At the request of US Trade Representative Carla Hills, the US International Trade Commission conducted a survey of numerous independent studies done on the aggregate economic effects of NAFTA. The results of that survey were proudly featured on the day of NAFTA's announcement at a White House briefing, which cautiously claimed that the agreement "would increase US real GDP by up to 0.5 percent per year once it is fully implemented." (Emphasis added.)

In truth, NAFTA will not be fully implemented for 15 years. Several tariffs on manufactured products and insurance services are scheduled to remain in place for 10 to 15 years. At best, the benefits touted by the Bush administration cannot be fully realized until those tariffs are phased out, thus phasing the economic benefits in.

As it postpones tariff phaseouts, the agreement introduces several new "rules of origin" that restrict trade in certain products not assembled in North America, including automobiles, textiles, and computer circuitry. The rule of origin for autos dictates that only those produced with 62.5 percent or more of North American-manufactured content can be sold duty-free under NAFTA, which will expressly benefit the Big Three at the expense of Japanese manufacturers.

Ambassador Hills defends such provisions, arguing that "rule of origin is not a protectionist device. [It] is just a way in which we assure that the benefits negotiated within the region are for the region." If true, the argument could be used to justify higher tariffs across the board.

RULES of origin are certain to inflame trade tensions with the European Community, Japan, and other countries, which could result in more protectionist measures against the US. Andreas Van Agt, the EC's ambassador to the US, recently complained that NAFTA rules of origin would discourage European investment in the US, raising the question of whether economic gains from NAFTA would be partially offset by losses elsewhere.

The trade agreement also establishes a North American Trade Commission, which will appoint conflict resolution panels to mediate disputes over trade barriers created by environmental regulations. Mrs. Hills has indicated that the panels will lean heavily in favor of the regulations, as long as they have an identifiable scientific basis.

According to Hills, "we won't quarrel with the science so long as a scientific methodology has been used to develop the standards." Unfortunately, US standards have long been set to avoid risks that even modern science must strain to detect. The commission will likely bestow advantages on larger firms with the resources to master its arcane rules, while small businesses are likely to lose out.
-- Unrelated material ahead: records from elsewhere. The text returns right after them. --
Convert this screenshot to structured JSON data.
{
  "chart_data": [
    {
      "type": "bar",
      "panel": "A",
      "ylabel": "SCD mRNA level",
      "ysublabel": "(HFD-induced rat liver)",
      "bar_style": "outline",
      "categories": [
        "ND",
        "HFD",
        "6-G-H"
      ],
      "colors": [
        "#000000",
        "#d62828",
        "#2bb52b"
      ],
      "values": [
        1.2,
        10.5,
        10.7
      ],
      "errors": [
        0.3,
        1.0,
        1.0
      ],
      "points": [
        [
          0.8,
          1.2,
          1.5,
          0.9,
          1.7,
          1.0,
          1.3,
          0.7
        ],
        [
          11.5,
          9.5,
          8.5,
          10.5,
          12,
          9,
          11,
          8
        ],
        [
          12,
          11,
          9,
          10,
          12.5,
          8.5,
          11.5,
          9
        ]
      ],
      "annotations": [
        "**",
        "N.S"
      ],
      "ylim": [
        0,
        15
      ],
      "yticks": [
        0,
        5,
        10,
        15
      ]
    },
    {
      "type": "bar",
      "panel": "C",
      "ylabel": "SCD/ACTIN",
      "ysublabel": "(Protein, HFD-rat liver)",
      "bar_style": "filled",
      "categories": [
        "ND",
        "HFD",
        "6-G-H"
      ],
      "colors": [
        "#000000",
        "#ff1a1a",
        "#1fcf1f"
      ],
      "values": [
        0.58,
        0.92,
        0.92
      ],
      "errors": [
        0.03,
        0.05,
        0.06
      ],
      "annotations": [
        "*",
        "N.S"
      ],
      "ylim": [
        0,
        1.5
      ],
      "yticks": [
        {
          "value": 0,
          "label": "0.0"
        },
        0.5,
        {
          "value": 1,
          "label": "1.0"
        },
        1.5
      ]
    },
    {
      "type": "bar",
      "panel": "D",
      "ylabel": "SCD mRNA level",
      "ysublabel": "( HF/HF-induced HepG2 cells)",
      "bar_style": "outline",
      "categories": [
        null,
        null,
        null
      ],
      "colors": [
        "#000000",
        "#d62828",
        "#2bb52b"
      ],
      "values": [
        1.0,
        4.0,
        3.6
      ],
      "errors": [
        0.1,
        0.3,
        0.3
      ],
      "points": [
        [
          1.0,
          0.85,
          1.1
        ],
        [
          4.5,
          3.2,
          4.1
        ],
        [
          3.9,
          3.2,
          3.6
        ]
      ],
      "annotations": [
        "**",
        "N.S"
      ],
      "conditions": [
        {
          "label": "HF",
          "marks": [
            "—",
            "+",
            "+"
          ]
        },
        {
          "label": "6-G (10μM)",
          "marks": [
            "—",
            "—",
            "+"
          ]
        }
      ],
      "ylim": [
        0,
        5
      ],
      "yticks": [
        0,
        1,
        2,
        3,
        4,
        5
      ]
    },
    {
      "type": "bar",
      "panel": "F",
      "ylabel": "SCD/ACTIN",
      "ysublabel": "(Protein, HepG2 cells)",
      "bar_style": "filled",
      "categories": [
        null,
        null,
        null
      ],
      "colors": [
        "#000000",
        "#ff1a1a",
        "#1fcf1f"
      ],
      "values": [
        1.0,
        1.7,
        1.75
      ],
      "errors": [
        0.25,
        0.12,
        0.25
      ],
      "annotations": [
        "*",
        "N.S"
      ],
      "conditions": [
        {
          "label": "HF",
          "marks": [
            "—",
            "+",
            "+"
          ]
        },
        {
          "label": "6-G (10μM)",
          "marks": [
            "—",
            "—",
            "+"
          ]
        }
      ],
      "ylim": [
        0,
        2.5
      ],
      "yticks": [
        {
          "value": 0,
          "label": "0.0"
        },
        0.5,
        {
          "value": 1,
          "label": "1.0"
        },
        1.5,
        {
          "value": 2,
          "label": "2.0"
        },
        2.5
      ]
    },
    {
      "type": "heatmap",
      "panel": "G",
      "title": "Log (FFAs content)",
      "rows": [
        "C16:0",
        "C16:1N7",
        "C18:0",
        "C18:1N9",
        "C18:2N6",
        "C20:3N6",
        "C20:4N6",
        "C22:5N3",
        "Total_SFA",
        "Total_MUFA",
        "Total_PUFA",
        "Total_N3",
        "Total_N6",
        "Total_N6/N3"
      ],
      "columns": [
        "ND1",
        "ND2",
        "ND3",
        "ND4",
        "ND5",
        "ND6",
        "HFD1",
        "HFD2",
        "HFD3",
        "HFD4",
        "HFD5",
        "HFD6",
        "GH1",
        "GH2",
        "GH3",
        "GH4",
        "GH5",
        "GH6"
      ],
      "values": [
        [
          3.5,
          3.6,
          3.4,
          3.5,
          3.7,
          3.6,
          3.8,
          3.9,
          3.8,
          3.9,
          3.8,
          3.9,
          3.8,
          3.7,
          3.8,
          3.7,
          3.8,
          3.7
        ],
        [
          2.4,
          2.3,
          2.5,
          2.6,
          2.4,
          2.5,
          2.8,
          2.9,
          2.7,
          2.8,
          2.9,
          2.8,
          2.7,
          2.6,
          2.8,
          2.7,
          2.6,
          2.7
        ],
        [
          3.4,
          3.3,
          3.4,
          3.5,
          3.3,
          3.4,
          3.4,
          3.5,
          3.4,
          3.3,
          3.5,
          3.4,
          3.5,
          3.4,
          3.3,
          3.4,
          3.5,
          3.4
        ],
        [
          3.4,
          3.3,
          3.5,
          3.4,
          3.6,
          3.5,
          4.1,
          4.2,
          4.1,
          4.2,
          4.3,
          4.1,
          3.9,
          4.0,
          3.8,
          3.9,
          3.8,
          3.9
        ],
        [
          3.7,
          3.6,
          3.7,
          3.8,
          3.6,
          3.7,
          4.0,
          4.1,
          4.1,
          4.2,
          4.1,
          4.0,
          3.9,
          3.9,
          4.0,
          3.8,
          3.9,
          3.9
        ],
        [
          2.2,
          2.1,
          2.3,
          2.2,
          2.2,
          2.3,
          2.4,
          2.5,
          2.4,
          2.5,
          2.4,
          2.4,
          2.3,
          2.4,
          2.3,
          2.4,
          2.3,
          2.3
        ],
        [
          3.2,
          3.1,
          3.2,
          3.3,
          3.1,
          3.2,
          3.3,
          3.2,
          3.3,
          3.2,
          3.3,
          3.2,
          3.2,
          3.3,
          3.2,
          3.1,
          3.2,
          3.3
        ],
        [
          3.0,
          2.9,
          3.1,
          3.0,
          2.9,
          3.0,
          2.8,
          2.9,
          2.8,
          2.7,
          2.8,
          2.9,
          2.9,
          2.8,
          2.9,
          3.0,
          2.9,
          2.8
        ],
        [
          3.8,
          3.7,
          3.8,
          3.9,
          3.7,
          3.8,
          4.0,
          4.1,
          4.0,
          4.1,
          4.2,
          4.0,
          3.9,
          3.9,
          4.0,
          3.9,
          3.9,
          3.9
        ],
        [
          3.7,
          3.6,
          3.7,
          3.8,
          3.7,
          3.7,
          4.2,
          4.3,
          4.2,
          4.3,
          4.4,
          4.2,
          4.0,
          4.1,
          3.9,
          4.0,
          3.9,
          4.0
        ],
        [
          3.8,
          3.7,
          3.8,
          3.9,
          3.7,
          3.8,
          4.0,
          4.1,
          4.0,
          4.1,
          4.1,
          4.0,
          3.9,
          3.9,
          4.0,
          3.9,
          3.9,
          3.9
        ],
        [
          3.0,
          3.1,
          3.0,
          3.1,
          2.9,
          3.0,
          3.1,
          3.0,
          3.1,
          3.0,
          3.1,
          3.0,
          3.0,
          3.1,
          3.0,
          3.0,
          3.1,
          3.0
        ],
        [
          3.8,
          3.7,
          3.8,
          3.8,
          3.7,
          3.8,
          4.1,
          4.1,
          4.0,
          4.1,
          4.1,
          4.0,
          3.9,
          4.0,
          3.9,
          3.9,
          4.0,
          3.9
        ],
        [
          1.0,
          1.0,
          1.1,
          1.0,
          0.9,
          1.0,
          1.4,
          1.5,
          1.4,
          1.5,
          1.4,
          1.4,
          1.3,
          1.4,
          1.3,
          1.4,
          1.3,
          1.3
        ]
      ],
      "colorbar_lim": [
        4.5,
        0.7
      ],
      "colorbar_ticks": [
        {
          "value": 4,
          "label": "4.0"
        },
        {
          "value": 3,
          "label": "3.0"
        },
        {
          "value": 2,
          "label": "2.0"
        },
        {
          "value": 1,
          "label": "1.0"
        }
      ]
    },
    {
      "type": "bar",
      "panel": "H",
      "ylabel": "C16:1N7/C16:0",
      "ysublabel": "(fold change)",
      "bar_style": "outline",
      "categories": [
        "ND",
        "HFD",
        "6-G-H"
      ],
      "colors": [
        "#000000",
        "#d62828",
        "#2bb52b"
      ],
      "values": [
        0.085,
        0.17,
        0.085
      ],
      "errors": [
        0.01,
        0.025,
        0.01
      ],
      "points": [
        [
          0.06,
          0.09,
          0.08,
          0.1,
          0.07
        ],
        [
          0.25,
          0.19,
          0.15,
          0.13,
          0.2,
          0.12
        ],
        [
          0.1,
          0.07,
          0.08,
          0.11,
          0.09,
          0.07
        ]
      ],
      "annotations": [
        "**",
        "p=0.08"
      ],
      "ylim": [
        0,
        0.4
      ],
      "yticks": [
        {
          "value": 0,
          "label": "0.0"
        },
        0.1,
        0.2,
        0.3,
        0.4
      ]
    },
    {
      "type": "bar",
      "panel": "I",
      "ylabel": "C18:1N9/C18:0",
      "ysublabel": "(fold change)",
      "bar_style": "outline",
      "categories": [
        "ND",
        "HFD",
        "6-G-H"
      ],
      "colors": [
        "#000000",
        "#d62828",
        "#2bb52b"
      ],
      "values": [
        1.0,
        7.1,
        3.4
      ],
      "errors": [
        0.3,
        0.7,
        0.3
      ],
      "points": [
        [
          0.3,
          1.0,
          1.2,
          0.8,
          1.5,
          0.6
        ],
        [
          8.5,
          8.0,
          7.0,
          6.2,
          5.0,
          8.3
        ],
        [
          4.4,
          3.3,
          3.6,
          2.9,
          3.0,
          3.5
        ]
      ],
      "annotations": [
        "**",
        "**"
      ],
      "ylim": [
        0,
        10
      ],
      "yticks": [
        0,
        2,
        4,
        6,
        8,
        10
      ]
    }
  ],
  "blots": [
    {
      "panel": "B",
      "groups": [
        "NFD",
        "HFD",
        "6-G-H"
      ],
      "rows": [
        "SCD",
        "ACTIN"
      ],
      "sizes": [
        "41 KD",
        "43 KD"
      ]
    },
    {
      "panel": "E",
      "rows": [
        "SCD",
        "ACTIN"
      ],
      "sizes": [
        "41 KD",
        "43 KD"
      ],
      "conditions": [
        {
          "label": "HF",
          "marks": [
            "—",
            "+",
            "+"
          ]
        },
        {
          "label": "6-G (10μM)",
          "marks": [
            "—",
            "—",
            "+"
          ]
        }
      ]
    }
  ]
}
Moreover, the watering down of free trade in NAFTA will have a particularly counterproductive effect on Mexico's environment, as evidenced by a recent study by Princeton economists Gene Grossman and Alan Krueger. Heightened commercial activity in Mexico would be concentrated in its heavily labor-intensive and agricultural sectors, which "require less energy input and generate less hazardous waste per unit of output." Furthermore, relaxed restrictions on foreign investment would facilitate the transfer of

modern technologies, which are cleaner and more efficient than the ones they replace. Yet these benefits are foregone in the absence of truly free trade.

The intent of government management of North American trade is to prevent the easing of any nation's environmental laws or other trade restrictions in order to attract foreign investment. An essential purpose of free trade, however, is to foster competition between nations in maintaining a favorable investment climate.

By creating an EC-style bureaucracy to manage our trade, NAFTA contradicts the rationale behind reducing barriers to trade between nations. More menacing, though, is the potential that a NAFTA bureaucracy could expand its reach into even more areas of our economic life.